Named after the Greek philanthropist Evangelos Zappas, this exhibition hall was built for the purpose of hosting the exposition of the first modern day olympics event held at the olympic stadium nearby. Zappas had dedicated all his wealth to help revive the Greek culture, heritage and traditions and to showcase them to the world. The colonnades of this building are impressive as they were built to reflect upon Greek neo-classical architecture and engineering. This building is still used as an exhibition centre today.
The greatest philosopher, historian and scientist of his time, Aristotle, the former student of Plato, returned to Athens to open his own school (or Lyceum) here after having tutored Alexander the Great at Macedon. It was after Aristotle’s mentoring and teaching that led Alexander to conquest against Greek’s old nemesis, the Persian empire. The Greek empire under Alexander spread far and wide all the way to Afghanistan, India and Egypt. Aristotle’s fame had also spread far and beyond bringing scholars from all over the world to come to study under him. Among the studies conducted at this school was horticulture bearing evidence of plants from all over the world being adapted and planted here.

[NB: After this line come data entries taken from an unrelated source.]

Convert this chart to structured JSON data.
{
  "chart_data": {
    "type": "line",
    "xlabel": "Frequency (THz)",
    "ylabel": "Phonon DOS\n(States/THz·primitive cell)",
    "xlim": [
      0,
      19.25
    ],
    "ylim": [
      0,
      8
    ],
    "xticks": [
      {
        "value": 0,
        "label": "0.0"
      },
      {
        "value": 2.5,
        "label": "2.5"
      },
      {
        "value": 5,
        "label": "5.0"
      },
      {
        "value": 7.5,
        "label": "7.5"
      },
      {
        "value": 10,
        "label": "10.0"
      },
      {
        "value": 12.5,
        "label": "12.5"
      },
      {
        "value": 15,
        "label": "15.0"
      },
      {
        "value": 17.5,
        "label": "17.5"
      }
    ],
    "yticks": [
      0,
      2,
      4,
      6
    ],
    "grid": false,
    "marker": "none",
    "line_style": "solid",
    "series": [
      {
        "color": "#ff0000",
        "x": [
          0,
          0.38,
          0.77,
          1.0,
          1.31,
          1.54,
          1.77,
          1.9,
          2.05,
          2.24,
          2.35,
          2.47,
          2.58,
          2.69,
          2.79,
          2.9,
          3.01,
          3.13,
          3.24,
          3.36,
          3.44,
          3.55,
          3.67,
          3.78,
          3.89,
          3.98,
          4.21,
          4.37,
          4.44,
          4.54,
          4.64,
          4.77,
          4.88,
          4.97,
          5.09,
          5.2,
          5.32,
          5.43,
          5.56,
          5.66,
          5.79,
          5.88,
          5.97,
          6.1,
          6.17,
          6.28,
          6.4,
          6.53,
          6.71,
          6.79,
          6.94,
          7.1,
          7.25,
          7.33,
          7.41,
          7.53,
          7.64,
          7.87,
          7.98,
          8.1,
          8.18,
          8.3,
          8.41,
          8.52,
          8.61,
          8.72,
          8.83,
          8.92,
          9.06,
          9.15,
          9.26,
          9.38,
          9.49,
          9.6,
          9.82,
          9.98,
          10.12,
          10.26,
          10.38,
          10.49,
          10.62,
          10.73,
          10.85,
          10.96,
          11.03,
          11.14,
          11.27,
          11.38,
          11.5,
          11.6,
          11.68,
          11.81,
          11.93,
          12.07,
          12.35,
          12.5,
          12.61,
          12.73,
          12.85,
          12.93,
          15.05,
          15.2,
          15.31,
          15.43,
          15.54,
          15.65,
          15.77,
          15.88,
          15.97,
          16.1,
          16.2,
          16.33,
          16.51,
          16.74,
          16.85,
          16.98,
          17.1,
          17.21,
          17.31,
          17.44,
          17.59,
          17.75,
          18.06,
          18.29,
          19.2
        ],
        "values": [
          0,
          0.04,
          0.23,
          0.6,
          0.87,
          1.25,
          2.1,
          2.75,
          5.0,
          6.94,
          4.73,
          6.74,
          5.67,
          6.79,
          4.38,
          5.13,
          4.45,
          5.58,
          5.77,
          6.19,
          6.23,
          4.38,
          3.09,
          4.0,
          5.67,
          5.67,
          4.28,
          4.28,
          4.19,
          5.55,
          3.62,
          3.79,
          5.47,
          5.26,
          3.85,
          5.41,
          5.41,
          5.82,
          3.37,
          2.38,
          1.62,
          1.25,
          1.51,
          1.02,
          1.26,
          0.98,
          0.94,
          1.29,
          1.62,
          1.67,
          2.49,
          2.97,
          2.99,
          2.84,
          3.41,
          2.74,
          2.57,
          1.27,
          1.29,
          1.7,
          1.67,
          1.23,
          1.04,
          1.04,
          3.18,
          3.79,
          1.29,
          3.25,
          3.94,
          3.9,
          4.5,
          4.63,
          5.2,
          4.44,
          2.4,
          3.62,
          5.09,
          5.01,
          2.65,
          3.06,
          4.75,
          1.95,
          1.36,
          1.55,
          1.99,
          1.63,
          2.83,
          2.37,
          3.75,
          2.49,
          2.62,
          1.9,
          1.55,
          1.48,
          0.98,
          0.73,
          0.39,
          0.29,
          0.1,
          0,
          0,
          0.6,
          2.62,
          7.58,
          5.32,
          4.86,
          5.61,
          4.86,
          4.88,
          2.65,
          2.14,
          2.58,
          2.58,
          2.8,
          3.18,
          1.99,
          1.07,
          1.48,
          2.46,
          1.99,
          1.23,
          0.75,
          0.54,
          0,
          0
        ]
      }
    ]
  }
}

Translated literally as Constitution Square, this square in front of the old palace was where the first king of Greece, King Otto, was pressured to fulfil his promise of enacting the constitution for the people. Today, the old palace is now used as the parliament but this square has not changed its political importance. When austerity measures were announced during the Greek debt crisis, its people demonstrated here for days until a new unity government was formed. This square is situated at the end of the Ermou Street shopping belt. The Tomb of the Unknown Soldier lies beneath the parliament guarded ceremoniously by the Greek Evzones Presidential Guards. You can catch the change of guard ceremony daily in the early morning or evening.
This three day itinerary only covers the top recommended sites for the convenience of travellers who have limited time and days in Athens. Athens has way more archeological sites and museums to visit and experience but should be enjoyed at a leisurely pace as there are thousands of years of history and artefacts to indulge on.